Wednesday, June 15, 2011

Book Review: The Virgin Suicides by Jeffrey Eugenides

The Virgin SuicidesThe Virgin Suicides by Jeffrey Eugenides
My rating: 3 of 5 stars

I picked up this book because I read Eugenides's other book, Middlesex, last year and enjoyed it very much. I had seen the movie version of "The Virgin Suicides" a long time ago and was not impressed, but I thought I'd give the book a shot.


For the first two thirds of the book, I couldn't decide if I liked it. Eugenides definitely draws you into that obsessive need to know what's going on in the girls lives, the obsession with their tragedy, and the mystery around them. He writes in a detached sort of way, almost journalistic, with very little emotion or color. It took me a while to get used to, but the book is engaging and easy to read, so I kept at it.


I love the intellectual part of Eugenides writing. If he wrote a narrative non-fiction book, I'd buy it without even reading the back. He has a way of putting information together so you learn lots of interesting things without being condescended. I love his 'historical' picture of things. I don't know about the accuracy, but it seems that he's probably researched to get every detail perfect. You get the feeling while reading that you are reading the truth, that you're being taught by an expert. His picture of the suburbian seventies, the neighborhood, the elms, the music, the fish flies, are all genius. I loved that part.


However, about half the book focuses on the promiscuous sister, the only non-virgin among the group. And the boys who watch her (the narrator and his friends) seem increasingly creepy and stalkerish as the book goes on and they get binoculars and stay up all night spying on the girl having sex. It really turned me off, and I was glad the narrator was only a minor character in the book because I really didn't want to know anything about him. Their obsession with the beautiful neighbors seemed harmless at first, but after a while I started wondering if he was going to go rape them or something. It was just too gross and obsessive.
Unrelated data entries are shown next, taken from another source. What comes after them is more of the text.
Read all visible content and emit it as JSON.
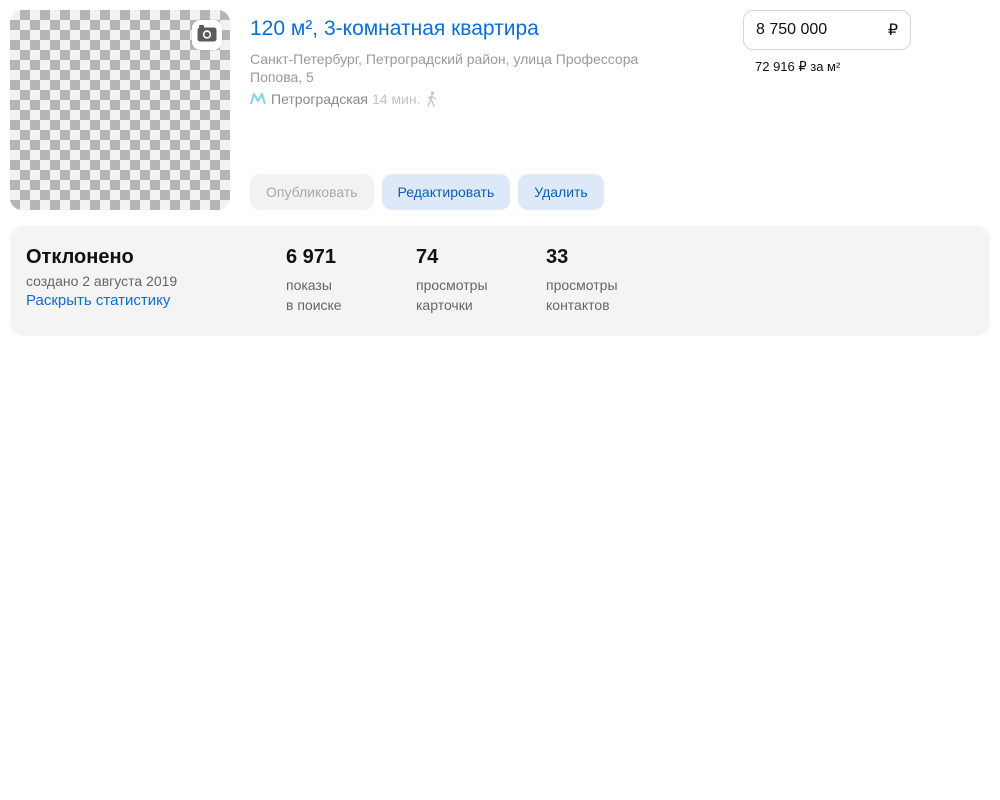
{
  "offer": {
    "title": "120 м², 3-комнатная квартира",
    "address": "Санкт-Петербург, Петроградский район, улица Профессора Попова, 5",
    "metro": {
      "station": "Петроградская",
      "time": "14 мин.",
      "line_color": "#7fd3ea"
    },
    "price": {
      "value": "8 750 000",
      "currency": "₽",
      "per_meter": "72 916 ₽ за м²"
    },
    "actions": {
      "publish_label": "Опубликовать",
      "edit_label": "Редактировать",
      "delete_label": "Удалить"
    },
    "icons": {
      "photo": "camera-icon",
      "metro": "metro-icon",
      "walk": "walking-icon"
    }
  },
  "stats": {
    "status": "Отклонено",
    "created": "создано 2 августа 2019",
    "expand_link": "Раскрыть статистику",
    "metrics": [
      {
        "value": "6 971",
        "label_line1": "показы",
        "label_line2": "в поиске"
      },
      {
        "value": "74",
        "label_line1": "просмотры",
        "label_line2": "карточки"
      },
      {
        "value": "33",
        "label_line1": "просмотры",
        "label_line2": "контактов"
      }
    ]
  },
  "colors": {
    "link": "#0a6fd4",
    "button_bg": "#dde9f8",
    "button_text": "#0b5fb3",
    "panel_bg": "#f4f4f4"
  }
}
The story of the girls is laid out well, though, through the eyes of one of their creepy, spying neighbor boys. I didn't find much humor in the book, even though the back says it's supposed to be funny. Maybe all the spying on a fourteen-year-old girl having sex with grown men was supposed to be funny, but it left me cold. Also, the book had a 'Flowers in the Attic' kind of feel with the controlling mother shutting her kids away. I didn't understand why someone didn't try to do something to help them. Even the boys, who proclaim to see themselves as grown men and to be in love with the girls, don't talk to their parents about any of this. Everyone just watches and ignores it. I guess it's supposed to be part of the 'suburbia is hell' theme, but... it seemed strange to me.


I probably would have given this book only 2 stars if not for the last fifty pages. Even though the book was told in such a straightforward way that I wasn't even moved by the girls suffering most of the book, I suddenly teared up when the last one dies. I hardly ever cry during books, and it took me completely by surprise. I was nowhere near crying, and suddenly my eyes just blurred over. So I have to give the author credit, because I certainly wasn't sad for the narrator. But the girls were so weird and tragic, and throughout the book, you get a sense that they are trying to reach out and no one is paying attention (probably because they are too busy looking at the girl's asses and trying to see up their skirts). At the end of the book, he says their suicides were selfish, but I think the selfish ones were the narrator and his friends, as well as the parents. It was obvious something was wrong, and no one did anything. Oh, except the boys DID masterbate and collect strands of the girls' hair.


The last fifty pages, which aren't about the boys being creepy little voyeurs, but about the girls and their sad demise, are moving, poignant, and touching. I felt a little bit of the author's views on suicide creeping in at the end, but it didn't affect the ending too much. And as usual, the little peeks of Greek culture shine like gems. Not much of that in this book, but the parts there were lovely. Overall, I was very disappointed by this book, especially as I loved the author's other book so much better, and found it funny, rich, moving, and beautiful in a way this one wasn't.